Modernisation de la justice : Ouahbi décline les axes d’une réforme d’envergure internationale
LA VÉRITÉ
Le ministre de la Justice, Abdellatif Ouahbi, a récemment exposé une feuille de route ambitieuse visant à placer la coopération judiciaire internationale et la transformation numérique au cœur de la modernisation du système judiciaire marocain. Cette stratégie, présentée devant la Chambre des conseillers, répond aux impératifs de la mondialisation juridique et à la nécessité de sécuriser les flux juridiques transfrontaliers. Le Maroc s’engage ainsi dans une dynamique proactive, marquée par le renforcement de son arsenal conventionnel et l’adoption de technologies de pointe pour optimiser le service public de la justice.
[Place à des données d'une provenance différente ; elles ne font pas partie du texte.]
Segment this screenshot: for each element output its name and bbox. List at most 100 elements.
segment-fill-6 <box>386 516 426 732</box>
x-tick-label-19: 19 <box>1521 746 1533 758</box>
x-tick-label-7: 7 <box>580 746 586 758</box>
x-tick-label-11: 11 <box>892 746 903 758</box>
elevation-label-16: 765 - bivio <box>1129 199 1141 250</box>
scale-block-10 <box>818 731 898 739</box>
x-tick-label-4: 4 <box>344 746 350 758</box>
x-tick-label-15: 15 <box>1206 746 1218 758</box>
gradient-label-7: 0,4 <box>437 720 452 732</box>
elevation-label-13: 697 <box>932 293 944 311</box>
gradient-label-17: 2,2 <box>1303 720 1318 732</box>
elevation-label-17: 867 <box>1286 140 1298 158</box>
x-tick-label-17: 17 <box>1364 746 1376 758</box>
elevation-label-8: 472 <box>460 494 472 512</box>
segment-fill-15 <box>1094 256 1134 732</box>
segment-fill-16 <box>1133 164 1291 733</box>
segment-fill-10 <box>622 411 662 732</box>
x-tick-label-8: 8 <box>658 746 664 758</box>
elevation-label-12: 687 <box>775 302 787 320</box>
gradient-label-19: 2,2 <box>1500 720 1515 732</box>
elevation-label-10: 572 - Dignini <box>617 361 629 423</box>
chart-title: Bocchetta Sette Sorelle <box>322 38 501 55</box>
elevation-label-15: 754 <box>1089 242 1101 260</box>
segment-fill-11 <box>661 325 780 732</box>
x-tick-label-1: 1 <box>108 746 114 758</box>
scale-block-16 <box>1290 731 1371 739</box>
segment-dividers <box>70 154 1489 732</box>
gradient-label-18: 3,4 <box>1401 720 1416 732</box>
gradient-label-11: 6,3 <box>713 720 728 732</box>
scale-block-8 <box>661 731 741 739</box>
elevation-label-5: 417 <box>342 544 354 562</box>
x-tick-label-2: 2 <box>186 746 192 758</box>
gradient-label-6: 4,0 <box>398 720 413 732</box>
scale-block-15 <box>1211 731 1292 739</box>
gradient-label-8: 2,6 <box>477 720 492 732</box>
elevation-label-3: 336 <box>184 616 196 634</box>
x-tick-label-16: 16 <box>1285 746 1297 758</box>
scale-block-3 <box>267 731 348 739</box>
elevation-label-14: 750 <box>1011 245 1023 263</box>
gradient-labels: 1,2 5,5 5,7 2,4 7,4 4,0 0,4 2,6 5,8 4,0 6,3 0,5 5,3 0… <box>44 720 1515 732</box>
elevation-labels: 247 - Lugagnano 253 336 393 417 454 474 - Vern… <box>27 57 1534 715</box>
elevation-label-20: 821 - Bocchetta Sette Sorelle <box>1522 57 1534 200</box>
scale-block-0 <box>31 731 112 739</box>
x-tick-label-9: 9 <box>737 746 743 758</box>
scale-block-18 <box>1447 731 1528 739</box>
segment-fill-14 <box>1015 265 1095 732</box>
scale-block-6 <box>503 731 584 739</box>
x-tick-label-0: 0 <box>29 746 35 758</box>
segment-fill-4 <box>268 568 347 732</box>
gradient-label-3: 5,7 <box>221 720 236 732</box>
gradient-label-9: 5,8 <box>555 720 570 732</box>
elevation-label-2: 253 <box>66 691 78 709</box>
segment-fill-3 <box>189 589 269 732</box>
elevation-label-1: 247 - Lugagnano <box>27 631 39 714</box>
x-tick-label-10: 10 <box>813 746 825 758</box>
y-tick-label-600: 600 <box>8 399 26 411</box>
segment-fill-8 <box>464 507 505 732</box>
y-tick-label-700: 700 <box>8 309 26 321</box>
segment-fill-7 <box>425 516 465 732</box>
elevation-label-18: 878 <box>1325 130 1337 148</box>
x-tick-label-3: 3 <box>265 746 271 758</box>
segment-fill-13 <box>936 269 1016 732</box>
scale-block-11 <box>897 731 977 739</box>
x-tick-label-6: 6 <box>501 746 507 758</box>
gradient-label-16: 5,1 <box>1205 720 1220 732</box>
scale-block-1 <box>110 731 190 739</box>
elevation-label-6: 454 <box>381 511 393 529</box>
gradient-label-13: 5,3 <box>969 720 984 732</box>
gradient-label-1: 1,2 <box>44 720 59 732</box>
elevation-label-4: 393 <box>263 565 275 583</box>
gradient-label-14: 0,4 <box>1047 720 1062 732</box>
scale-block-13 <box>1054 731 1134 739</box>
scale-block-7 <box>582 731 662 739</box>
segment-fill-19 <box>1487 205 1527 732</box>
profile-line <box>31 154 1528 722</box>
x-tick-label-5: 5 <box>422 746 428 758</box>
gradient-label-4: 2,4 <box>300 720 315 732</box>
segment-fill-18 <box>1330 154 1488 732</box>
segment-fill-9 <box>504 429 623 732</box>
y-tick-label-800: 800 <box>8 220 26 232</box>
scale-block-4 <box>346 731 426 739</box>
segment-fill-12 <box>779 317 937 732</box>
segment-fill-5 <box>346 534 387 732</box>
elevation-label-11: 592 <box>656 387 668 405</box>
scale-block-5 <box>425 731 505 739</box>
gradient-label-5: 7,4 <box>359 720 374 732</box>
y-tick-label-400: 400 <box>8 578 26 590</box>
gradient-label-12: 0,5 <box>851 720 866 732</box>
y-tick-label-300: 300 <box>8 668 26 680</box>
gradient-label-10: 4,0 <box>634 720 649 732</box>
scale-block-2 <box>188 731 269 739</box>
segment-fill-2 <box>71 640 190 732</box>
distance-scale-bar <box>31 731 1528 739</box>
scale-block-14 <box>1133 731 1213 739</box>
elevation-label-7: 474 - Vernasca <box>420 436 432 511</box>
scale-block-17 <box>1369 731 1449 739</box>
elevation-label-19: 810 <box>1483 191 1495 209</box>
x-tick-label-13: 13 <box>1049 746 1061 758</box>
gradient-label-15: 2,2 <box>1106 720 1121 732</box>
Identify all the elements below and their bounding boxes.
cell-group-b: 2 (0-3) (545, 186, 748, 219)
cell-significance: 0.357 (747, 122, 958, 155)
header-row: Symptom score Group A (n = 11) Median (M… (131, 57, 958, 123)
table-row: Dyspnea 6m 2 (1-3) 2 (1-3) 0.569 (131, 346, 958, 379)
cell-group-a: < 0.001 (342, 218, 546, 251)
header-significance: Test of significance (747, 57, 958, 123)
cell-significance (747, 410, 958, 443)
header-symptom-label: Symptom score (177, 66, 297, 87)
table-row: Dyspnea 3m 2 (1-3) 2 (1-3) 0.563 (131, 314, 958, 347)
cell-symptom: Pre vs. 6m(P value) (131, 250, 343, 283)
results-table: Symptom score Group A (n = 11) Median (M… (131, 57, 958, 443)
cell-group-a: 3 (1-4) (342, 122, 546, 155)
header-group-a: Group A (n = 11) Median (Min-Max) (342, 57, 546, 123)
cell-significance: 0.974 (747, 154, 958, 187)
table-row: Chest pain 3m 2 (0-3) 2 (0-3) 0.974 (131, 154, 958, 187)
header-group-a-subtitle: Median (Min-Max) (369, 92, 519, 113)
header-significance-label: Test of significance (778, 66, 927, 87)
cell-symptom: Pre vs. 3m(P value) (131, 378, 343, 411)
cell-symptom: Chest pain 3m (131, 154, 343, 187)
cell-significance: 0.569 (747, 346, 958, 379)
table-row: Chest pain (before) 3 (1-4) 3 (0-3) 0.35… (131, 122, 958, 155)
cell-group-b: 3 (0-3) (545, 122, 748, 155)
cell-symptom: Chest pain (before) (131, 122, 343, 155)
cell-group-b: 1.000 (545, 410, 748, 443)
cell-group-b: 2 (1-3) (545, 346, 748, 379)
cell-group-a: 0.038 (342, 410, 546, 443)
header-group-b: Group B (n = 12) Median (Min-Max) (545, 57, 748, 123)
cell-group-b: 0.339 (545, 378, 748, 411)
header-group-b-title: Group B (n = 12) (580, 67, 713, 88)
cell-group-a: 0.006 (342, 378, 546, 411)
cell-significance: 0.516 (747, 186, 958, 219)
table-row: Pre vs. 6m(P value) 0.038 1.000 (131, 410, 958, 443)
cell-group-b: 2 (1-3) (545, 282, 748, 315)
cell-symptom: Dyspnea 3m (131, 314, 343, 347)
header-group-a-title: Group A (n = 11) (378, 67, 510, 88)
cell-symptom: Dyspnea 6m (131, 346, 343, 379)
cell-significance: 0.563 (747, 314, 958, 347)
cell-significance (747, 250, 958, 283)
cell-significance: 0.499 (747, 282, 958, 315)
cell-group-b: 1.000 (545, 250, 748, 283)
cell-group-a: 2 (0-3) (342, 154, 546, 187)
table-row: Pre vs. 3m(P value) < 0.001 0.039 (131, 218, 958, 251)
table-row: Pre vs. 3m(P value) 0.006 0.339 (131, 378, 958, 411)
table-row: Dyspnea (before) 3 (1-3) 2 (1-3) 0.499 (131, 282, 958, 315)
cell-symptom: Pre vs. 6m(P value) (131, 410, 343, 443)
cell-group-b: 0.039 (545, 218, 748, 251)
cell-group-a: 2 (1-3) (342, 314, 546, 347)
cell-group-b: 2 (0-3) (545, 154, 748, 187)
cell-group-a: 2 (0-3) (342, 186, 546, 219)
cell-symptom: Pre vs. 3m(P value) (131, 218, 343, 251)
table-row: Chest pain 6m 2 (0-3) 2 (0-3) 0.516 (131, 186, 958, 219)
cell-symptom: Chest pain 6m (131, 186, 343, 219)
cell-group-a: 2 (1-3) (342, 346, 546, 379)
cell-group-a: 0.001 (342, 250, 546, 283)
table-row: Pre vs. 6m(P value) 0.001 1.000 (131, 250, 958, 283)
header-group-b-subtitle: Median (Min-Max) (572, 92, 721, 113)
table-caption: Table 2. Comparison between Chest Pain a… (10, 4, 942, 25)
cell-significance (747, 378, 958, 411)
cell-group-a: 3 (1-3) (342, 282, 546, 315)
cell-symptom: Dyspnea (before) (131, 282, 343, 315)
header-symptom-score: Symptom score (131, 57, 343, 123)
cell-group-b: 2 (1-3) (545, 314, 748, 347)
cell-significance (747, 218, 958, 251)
Le volet diplomatique de cette réforme se traduit par une intensification des accords bilatéraux et multilatéraux. Avec cinquante-quatre conventions déjà activées et une vingtaine d’accords signés durant la législature actuelle, le Royaume consolide sa sécurité juridique. Ces accords couvrent un spectre large, allant de l’entraide judiciaire civile et commerciale à la coopération pénale. Dans le domaine civil, les pouvoirs publics mettent l’accent sur la protection des droits des Marocains résidant à l’étranger et veillent à l’adhésion aux standards de la Conférence de La Haye de droit international privé.
L’obtention, en mars 2025, de l’approbation pour l’ouverture d’un bureau régional de cette organisation à Rabat témoigne de la reconnaissance internationale du rôle de pivot du Maroc. Parallèlement, la gestion de dossiers sensibles tels que la kafala des enfants et la lutte contre les enlèvements internationaux demeure une priorité opérationnelle majeure.
Sur le plan pénal, le ministère promeut une « nouvelle génération » de conventions portant sur l’extradition, le transfèrement de condamnés et la lutte contre la traite des êtres humains. Cette volonté d’harmonisation s’étend également au cadre régional arabe et à des partenariats inédits avec des nations comme le Vietnam ou l’Irak. Au-delà des traités, c’est la mutation technologique qui constitue le moteur de cette modernisation. Pour le ministre, la justice numérique n’est plus une option mais un choix stratégique pour garantir l’efficacité et la transparence. Grâce à des partenariats avec le PNUD et la Commission européenne, le département de la justice déploie des systèmes de gestion intégrés permettant la dématérialisation complète du parcours judiciaire : du dépôt électronique des requêtes à l’exécution des décisions, en passant par le paiement à distance et les audiences par visioconférence.
Enfin, cette transition s’accompagne d’un investissement massif dans les infrastructures informatiques et la cybersécurité. La protection des données judiciaires et la résilience face aux cyberattaques sont désormais intégrées dans la formation des cadres et la gestion des centres de données. En tissant un réseau dense de 24 accords avec des pays africains, 13 avec l’Europe et 17 avec l’Asie, le Maroc affirme sa volonté de devenir un carrefour judiciaire d’excellence, capable de répondre aux défis complexes du XXIe siècle tout en garantissant un accès simplifié et sécurisé à la justice pour l’ensemble des citoyens.